Ludzie, których znam
(People I Know)
Daniel Algrant
‹Ludzie, których znam›

Opis dystrybutora
Nowojorski dziennikarz Eli Wurman, którego kariera nieuchronnie zbliża się ku końcowi, i który miewał już lepsze dni, wplątuje się w tajemnicze rozgrywki, w których główną rolę odgrywają polityka i sława.
Teksty w Esensji
Filmy – Recenzje

Kameralny dramat o przegranym życiu.

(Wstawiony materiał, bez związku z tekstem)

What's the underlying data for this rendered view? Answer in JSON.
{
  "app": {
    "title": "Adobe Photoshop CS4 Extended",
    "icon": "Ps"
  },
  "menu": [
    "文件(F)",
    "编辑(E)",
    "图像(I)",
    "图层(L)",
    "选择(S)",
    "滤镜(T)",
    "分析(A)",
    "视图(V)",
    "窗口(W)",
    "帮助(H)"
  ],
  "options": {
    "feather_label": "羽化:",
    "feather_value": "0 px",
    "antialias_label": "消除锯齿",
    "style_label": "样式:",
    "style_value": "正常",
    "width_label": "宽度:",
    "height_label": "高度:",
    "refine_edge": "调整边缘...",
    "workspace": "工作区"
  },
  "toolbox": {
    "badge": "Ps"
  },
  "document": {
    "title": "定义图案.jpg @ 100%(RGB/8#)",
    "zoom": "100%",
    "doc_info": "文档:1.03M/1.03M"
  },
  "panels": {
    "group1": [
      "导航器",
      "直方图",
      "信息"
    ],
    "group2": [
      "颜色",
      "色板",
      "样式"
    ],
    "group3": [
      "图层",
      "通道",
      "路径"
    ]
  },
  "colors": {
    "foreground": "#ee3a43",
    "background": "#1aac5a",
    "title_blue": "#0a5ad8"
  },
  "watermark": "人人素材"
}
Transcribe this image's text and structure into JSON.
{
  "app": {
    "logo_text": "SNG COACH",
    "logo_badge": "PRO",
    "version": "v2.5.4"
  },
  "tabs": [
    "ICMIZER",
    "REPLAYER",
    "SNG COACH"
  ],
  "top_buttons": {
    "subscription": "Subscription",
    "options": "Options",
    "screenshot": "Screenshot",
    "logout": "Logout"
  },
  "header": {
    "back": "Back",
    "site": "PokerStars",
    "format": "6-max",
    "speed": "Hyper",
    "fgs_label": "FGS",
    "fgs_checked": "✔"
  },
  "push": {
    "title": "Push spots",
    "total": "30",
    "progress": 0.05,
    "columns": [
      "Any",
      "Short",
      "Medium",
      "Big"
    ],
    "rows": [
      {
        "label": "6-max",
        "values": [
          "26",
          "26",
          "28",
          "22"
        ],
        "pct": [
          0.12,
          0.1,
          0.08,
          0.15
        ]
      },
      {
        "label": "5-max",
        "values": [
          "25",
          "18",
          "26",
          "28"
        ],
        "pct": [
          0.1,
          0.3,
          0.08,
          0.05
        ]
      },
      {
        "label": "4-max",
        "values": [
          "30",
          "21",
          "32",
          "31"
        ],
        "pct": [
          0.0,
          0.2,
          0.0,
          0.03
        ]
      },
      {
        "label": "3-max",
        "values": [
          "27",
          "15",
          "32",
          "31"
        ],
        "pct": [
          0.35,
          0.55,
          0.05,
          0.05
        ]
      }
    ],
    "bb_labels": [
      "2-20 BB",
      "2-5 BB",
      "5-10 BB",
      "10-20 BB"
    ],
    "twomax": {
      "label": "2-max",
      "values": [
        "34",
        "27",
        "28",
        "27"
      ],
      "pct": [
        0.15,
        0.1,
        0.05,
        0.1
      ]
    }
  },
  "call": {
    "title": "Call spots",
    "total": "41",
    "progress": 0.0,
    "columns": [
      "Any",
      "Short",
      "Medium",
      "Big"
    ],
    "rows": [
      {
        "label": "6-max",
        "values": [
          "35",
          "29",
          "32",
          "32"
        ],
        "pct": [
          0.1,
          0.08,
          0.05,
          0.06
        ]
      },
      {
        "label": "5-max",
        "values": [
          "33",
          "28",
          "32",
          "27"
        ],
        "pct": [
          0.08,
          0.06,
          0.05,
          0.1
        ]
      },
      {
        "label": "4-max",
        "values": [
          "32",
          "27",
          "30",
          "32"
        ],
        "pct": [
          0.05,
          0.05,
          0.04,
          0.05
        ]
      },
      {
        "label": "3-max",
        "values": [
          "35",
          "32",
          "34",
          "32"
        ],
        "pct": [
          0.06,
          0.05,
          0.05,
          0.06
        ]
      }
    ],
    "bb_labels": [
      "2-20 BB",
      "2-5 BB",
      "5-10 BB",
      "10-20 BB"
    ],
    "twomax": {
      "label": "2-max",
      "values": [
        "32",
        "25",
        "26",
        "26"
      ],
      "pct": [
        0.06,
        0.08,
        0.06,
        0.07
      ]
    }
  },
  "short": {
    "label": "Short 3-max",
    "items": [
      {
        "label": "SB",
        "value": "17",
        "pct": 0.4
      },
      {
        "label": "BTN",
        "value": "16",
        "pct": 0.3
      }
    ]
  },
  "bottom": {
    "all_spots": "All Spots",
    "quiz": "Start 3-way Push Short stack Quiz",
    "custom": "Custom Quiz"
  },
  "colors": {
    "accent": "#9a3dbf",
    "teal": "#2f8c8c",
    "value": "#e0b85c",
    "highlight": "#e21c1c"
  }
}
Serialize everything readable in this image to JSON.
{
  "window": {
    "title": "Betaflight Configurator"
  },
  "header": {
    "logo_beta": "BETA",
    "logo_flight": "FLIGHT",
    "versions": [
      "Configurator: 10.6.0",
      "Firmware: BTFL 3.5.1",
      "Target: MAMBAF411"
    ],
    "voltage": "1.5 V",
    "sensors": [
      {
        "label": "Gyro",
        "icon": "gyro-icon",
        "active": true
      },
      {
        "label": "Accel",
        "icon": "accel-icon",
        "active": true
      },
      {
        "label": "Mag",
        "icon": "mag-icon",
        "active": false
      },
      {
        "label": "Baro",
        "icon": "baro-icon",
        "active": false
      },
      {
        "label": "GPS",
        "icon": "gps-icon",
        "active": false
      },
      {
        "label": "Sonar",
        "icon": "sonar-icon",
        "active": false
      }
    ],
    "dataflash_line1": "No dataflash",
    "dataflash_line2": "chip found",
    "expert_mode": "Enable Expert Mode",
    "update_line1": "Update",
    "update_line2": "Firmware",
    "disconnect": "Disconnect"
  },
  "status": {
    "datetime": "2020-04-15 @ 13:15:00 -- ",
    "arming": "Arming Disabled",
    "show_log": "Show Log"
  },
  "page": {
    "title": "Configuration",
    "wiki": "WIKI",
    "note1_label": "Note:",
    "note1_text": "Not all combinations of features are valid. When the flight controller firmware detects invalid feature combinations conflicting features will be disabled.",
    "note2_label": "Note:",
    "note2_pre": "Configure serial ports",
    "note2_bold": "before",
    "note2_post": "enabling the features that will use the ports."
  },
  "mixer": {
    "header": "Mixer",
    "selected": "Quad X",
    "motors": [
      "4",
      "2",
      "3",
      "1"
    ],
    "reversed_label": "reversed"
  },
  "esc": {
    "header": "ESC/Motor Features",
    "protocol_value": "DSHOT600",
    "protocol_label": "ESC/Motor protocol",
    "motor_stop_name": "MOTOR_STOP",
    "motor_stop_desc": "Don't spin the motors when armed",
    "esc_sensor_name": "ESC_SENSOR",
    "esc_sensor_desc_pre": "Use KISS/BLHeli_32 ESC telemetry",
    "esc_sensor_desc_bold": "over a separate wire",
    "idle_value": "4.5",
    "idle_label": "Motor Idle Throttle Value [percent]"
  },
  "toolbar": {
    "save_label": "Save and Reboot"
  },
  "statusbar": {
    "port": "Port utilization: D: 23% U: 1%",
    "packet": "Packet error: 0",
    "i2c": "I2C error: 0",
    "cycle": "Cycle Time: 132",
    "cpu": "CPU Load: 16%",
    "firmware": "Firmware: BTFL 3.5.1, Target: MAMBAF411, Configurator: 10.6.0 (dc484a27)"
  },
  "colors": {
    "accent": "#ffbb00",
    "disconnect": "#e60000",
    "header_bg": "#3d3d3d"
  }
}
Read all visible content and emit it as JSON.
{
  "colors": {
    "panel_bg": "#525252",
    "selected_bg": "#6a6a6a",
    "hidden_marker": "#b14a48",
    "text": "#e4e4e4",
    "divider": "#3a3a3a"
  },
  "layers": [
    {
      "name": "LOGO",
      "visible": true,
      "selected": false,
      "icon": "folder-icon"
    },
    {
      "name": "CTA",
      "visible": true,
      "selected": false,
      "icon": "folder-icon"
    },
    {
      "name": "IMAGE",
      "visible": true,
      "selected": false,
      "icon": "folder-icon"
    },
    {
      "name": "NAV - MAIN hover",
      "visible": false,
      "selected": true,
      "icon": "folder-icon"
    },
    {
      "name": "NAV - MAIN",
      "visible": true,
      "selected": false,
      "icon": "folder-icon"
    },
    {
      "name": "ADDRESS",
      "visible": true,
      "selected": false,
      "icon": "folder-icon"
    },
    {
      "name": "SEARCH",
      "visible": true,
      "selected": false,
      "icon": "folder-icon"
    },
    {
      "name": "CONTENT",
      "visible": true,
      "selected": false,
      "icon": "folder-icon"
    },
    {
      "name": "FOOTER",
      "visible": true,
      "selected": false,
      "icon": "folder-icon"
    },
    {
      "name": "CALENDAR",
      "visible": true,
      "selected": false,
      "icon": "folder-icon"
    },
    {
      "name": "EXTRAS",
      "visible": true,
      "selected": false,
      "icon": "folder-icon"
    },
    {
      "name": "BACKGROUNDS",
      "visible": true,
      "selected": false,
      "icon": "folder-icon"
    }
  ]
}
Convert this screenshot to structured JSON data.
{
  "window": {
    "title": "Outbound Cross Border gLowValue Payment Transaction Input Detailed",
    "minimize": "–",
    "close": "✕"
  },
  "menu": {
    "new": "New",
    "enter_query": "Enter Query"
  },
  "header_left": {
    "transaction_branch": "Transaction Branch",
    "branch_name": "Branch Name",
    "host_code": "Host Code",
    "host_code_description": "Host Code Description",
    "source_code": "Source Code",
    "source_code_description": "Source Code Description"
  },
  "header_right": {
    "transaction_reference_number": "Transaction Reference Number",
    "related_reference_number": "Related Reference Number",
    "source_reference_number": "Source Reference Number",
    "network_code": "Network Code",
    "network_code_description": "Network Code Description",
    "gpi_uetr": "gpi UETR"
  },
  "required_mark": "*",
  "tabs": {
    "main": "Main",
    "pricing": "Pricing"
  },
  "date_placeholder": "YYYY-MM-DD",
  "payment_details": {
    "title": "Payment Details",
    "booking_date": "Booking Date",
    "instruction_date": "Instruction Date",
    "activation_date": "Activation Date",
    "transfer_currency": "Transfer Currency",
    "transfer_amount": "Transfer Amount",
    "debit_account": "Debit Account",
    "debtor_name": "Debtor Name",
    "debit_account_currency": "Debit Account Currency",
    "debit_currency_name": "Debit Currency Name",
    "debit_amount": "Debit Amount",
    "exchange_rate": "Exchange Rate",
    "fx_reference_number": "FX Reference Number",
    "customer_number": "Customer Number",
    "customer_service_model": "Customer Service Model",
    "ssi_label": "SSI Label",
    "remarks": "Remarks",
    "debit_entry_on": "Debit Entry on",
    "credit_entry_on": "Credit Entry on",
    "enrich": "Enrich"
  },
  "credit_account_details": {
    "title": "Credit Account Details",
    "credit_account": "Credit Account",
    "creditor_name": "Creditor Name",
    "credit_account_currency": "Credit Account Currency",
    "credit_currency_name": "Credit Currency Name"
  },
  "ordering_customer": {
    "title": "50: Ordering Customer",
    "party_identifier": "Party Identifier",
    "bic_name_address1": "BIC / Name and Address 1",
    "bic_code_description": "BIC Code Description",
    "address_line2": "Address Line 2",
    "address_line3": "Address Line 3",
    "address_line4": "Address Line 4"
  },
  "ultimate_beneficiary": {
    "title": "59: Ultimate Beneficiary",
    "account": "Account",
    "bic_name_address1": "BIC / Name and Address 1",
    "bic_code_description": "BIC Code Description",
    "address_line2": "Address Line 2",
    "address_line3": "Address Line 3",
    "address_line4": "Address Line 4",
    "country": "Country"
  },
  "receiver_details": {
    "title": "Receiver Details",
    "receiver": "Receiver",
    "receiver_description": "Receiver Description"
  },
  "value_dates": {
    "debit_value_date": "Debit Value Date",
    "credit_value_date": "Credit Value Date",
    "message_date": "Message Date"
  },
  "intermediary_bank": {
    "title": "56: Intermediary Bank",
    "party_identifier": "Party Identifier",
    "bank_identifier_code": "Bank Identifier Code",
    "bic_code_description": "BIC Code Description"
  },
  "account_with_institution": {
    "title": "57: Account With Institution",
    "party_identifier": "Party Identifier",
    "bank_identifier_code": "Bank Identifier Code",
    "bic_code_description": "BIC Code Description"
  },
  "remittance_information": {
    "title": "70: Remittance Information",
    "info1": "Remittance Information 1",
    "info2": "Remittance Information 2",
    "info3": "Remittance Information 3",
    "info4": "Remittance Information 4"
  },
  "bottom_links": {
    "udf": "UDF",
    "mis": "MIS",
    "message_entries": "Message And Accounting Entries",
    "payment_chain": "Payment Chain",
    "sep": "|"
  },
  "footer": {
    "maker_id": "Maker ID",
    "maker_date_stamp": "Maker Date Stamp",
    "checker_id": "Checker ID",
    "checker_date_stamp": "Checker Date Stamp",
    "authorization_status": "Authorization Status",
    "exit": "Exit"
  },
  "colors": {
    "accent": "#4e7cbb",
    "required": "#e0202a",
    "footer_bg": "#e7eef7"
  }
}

Fabularnie nic nowego, lecz aktorsko zapiera dech: fenomenalny Pacino, rola życia Tii Leoni, świetny Ryan O’Neal. Tylko Kim Basinger tym razem niczym się nie popisała. Za to dodatkowy plus za piękny jazz w tle i bardzo równy poziom filmu od pierwszej do ostatniej minuty.
KS – Kamila Sławińska [3]
Jeśli kiedykolwiek choć na moment przygasła we mnie wiara w skończony geniusz aktorski Ala Pacino, po obejrzeniu People I know nie mam żadnych wątpliwości: ten facet jest Einsteinem swego fachu. Do tego stopnia, że jego obecność na ekranie potrafi zelektryzować widza nawet wtedy, gdy Pacino występuje w czymś tak drętwym, płaskim, nudnym i przewidywalnym jak ten nieszczęsny film. Im bardziej jednak chwalić aktora za jego kolejną wspaniała kreację (ach, jak ja go lubię w rolach zmęczonych, rozczarowanych facetów!), tym bardziej przychodzi ochota, by poddać scenarzystę i reżysera publicznej chłoście za to, że nie postarali się, by ich robota dorastała kunsztowi Pacino choćby do pięt.
KŚ – Kamil M. Śmiałkowski [2]
Porażka totalna. Nie wystarczy zatrudnić aktorów. Trzeba im jeszcze dać coś do grania. Szkoda tu wszystkich - zwłaszcza Pacino, ale Basinger i Leoni też.